Doğuş İnşaat, ülkemiz için önem arz eden büyük barajları inşa etti. Konu ile ilgili genel bir değerlendirme rica edebilir miyiz?
Baraj ve hidroelektrik santrali yapımına ilk defa 1958 yılında Konya’daki Apa Barajı ile başladık. Bunu, 1960’larda Bayındır, Selevir, Alakır, Kesiksu barajları takip etti. Bu alandaki çalışmalarımızın ivme kazanması hiç şüphesiz Hasan Uğurlu Barajı ve Hidroelektrik Santrali ile 1971’de başladı. Dünyanın sayılı yeraltı santrallerinden biri olan bu baraj, doğrudan doğruya Türk mühendisi, teknisyeni, işçisi, müteahhidi ve finansman kurumlarıyla hayata geçirilen ilk baraj ve hidroelektrik santrali oldu.
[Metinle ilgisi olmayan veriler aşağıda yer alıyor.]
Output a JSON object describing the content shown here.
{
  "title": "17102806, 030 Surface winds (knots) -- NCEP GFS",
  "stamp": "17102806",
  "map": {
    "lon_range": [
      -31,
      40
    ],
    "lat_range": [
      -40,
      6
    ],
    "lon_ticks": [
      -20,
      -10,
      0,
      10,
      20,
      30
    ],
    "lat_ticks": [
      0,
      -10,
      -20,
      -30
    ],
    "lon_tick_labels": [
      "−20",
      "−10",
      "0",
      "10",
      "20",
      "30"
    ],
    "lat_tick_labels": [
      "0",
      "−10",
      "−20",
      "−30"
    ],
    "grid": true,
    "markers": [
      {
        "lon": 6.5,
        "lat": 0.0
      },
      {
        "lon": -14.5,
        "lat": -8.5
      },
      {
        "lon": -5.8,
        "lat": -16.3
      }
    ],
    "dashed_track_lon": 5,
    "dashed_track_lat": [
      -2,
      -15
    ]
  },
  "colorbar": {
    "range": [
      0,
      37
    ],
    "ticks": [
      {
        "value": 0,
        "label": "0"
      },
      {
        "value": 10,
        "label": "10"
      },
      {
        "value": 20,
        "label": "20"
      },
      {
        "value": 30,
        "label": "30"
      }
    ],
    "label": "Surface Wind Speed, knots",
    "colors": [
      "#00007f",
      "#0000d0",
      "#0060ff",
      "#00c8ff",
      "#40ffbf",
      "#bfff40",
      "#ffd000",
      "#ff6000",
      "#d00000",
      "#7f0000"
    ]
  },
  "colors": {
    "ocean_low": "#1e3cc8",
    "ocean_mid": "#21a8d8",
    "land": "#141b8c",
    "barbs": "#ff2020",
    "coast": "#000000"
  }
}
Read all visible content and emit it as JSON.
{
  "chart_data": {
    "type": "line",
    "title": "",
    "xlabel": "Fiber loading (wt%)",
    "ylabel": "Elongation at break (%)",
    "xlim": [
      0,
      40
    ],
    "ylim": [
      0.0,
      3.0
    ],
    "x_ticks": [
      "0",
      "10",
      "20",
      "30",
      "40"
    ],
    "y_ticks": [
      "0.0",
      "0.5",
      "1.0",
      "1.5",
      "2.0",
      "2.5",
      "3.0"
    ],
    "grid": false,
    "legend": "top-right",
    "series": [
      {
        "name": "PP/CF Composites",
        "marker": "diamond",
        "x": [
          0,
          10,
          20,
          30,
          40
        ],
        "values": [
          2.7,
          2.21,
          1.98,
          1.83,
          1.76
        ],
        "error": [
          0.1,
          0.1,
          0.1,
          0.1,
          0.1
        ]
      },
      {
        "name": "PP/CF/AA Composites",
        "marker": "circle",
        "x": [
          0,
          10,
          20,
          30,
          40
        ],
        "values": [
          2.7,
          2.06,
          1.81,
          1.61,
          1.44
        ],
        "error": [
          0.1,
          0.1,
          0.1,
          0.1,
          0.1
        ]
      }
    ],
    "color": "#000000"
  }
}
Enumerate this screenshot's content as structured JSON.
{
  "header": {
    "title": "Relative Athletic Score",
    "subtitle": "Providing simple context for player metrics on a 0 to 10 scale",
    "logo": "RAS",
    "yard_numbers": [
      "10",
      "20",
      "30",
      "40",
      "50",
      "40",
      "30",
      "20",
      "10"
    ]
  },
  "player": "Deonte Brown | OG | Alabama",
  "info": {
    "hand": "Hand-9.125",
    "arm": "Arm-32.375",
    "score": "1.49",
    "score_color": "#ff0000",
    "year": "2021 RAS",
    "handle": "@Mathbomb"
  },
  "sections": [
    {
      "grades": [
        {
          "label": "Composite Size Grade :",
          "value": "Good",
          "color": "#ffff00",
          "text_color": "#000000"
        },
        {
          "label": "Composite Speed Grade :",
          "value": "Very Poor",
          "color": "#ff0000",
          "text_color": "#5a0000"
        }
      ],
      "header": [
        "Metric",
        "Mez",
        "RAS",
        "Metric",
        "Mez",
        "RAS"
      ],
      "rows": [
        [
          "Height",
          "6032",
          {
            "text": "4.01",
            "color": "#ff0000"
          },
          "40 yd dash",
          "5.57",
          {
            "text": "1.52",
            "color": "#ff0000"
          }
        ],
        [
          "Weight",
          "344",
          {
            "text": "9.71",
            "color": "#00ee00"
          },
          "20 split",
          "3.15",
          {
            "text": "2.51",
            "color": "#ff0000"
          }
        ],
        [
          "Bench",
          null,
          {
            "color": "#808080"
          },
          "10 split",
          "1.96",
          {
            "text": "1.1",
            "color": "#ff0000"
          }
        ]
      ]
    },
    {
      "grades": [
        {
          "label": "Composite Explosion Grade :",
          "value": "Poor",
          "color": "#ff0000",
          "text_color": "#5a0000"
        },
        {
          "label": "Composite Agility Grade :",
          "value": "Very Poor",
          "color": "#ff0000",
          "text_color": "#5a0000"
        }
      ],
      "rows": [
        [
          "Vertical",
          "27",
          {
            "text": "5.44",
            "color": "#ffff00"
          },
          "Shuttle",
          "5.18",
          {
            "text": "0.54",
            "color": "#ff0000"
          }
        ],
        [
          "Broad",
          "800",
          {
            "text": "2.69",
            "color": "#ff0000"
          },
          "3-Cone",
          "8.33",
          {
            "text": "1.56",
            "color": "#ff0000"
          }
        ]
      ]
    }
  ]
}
Öyle ki, o zamanlar bu proje yabancı basında “Türk Teknolojisi’nde Dönüm Noktası” olarak da çok ses getirmiş. Bu proje, benim hayatım için de bir dönüm noktasıdır aslına bakarsanız. İnşaat Mühendisi bir babanın çocuğu olarak bu sektörle tanışmam çok küçük yaşlarda, babam Gönül Bey’in başında bulunduğu Hasan Uğurlu ve bunu takip eden baraj ve HES şantiyelerinde (Suat Uğurlu, Aslantaş ve Derbent) büyümemdendir. Ben çok şanslıydım ki çocuk yaşta böylesi büyük projelere tanıklık ettim. Çünkü, bu projeler Doğuş İnşaat’ın başarısında önemli bir yere sahip… Aynı zaman dilimi içerisinde hayata geçirilen bu üç proje (Hasan Uğurlu, Suat Uğurlu, Aslantaş baraj ve hidroelektrik santralleri) şirketimizin Avrupa’nın en büyük müteahhitleri arasına girmesini sağladı. Hatta; Aslantaş Barajı’nın başka bir özelliği de var. Bu projeyle Doğuş İnşaat, Dünya Bankası’nın ilk kez yabancı firma ortaklığı koşulunu ortadan kaldırarak kredi anlaşması imzaladığı ilk Türk şirketi oldu.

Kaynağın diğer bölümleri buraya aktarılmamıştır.